Minister Naughten releases statement on plans for Government’s waste handling incentives

Minister for Communications, Climate Action & Environment, Dennis Naughten, has released a statement on the Government’s plans to incentivise people to reduce their waste and to recycle more through the gradual phasing out of flat-rate fees for bin collections.

The statement opens: “We are currently running an information campaign which explains that moving away from flat-rate fees will allow for greater control and flexibility for householders through incentivised pricing structures. Over half the population already do this. Research shows that flat-rate fees do not encourage behavioural change so phasing out flat fees will reduce waste thereby potentially saving householders money.”

Promising to announce details of a price watchdog in the coming weeks, the Minister explained that the phasing out of flat-rate fees is happening because research shows significantly less waste is generated by using either a ‘pay by lift’ or a ‘pay by weight’ option.

“As a society we discard an incredible 80 per cent of what we produce after a single use and an average family throws away €700 in food waste every year.”

A revised pricing structure will phase out all flat rate/fixed prices for household bin collection in the coming year. The change will only affect your household if you are currently on a flat-rate charge bin collection service.

If you already pay per weight or per collection, new payment plans will be introduced by your bin company from autumn this year as your current contract comes to an end. When your new charges will start will depend on when your current contract runs out. Minister Naughten recommended contacting the company that currently collects your bins to ask if and when they plan to change their pricing structures.

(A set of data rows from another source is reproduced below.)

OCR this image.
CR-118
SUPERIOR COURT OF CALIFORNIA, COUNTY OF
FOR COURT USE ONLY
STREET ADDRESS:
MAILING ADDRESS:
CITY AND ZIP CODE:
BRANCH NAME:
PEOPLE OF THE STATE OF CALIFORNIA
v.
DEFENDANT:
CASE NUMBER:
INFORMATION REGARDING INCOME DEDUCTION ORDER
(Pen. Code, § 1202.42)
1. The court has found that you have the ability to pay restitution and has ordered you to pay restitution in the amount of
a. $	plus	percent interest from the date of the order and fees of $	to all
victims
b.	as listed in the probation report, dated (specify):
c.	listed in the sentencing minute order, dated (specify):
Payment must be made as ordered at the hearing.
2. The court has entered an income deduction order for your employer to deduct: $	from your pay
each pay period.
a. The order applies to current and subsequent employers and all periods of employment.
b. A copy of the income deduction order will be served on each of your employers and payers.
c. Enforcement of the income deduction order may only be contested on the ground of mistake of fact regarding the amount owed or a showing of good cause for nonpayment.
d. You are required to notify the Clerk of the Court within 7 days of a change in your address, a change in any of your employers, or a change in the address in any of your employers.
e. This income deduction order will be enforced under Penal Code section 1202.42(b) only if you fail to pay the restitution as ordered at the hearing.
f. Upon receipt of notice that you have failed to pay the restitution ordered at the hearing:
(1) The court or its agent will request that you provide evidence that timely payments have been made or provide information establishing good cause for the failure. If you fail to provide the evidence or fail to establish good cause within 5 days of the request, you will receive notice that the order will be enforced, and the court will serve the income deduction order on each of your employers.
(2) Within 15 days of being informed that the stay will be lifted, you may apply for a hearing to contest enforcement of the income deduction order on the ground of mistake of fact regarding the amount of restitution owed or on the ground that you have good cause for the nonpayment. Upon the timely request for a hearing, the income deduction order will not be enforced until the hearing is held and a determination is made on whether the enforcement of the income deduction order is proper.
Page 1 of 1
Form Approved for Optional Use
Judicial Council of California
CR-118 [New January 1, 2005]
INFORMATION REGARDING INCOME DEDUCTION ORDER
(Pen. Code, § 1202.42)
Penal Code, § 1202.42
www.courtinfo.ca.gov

Prices could still change as bin collectors can already adjust the service pricing plan within the bounds of consumer and contract legislation. The Minister has promised that prices in the waste collection market in the months ahead will be carefully monitored. A financial support of €75 per year is to be introduced for each person with lifelong or long-term medical incontinence needs towards disposal of incontinence wear.

“Unless people want to see the re-emergence of landfills in every local authority area we need, collectively, to make the transition from taking little notice of what goes into our bins to being conscious of what, and how, we are disposing of our waste. What the Government is doing is most certainly not about imposing financial hardship on families. We are preventing greater waste problems for future generations while at the same time, helping householders control their own bin costs.”

The statement concludes: “Taking individual responsibility, and our responsibility as a State into consideration, this new incentivised pricing structure makes sense”.